Question

If $\overrightarrow{a}$ and $\overrightarrow{b}$ are unit vectors, then find the angle between $\overrightarrow{a}$ and $\overrightarrow{b}$, given that $\left(\sqrt{3}\overrightarrow{a}-\overrightarrow{b}\right)$ is a unit vector. [CBSE 2014]

Answer 1

Let the angle between $\overrightarrow{a}$ and $\overrightarrow{b}$ be $\theta$.

It is given that $\left|\overrightarrow{a}\right|=\left|\overrightarrow{b}\right|=\left|\sqrt{3}\overrightarrow{a}-\overrightarrow{b}\right|=1$.

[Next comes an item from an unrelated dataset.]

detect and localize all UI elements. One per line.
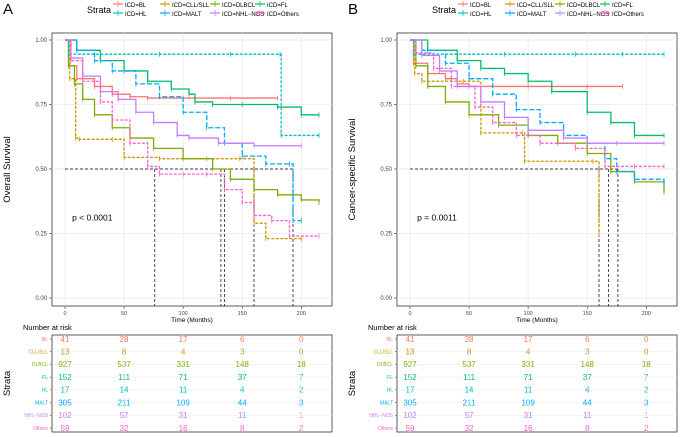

$$\begin{gathered} \left|\sqrt{3}\overrightarrow{a}-\overrightarrow{b}\right|=1 \\ \Rightarrow {\left|\sqrt{3}\overrightarrow{a}-\overrightarrow{b}\right|}^2=1 \\ \Rightarrow {\left|\sqrt{3}\overrightarrow{a}\right|}^2-2\sqrt{3}\overrightarrow{a}.\overrightarrow{b}+{\left|\overrightarrow{b}\right|}^2=1 \\ \Rightarrow 3{\left|\overrightarrow{a}\right|}^2-2\sqrt{3}\left|\overrightarrow{a}\right|\left|\overrightarrow{b}\right|\cos \theta +{\left|\overrightarrow{b}\right|}^2=1 \end{gathered}$$
$$\begin{gathered} \Rightarrow 3\times 1-2\sqrt{3}\times 1\times 1\times \cos \theta +1=1 \\ \Rightarrow 2\sqrt{3}\cos \theta =3 \\ \Rightarrow \cos \theta =\frac{\sqrt{3}}{2}=\cos \frac{\mathrm{\pi }}{6} \\ \Rightarrow \theta =\frac{\mathrm{\pi }}{6} \end{gathered}$$

Thus, the angle between $\overrightarrow{a}$ and $\overrightarrow{b}$ is $\frac{\mathrm{\pi }}{6}$.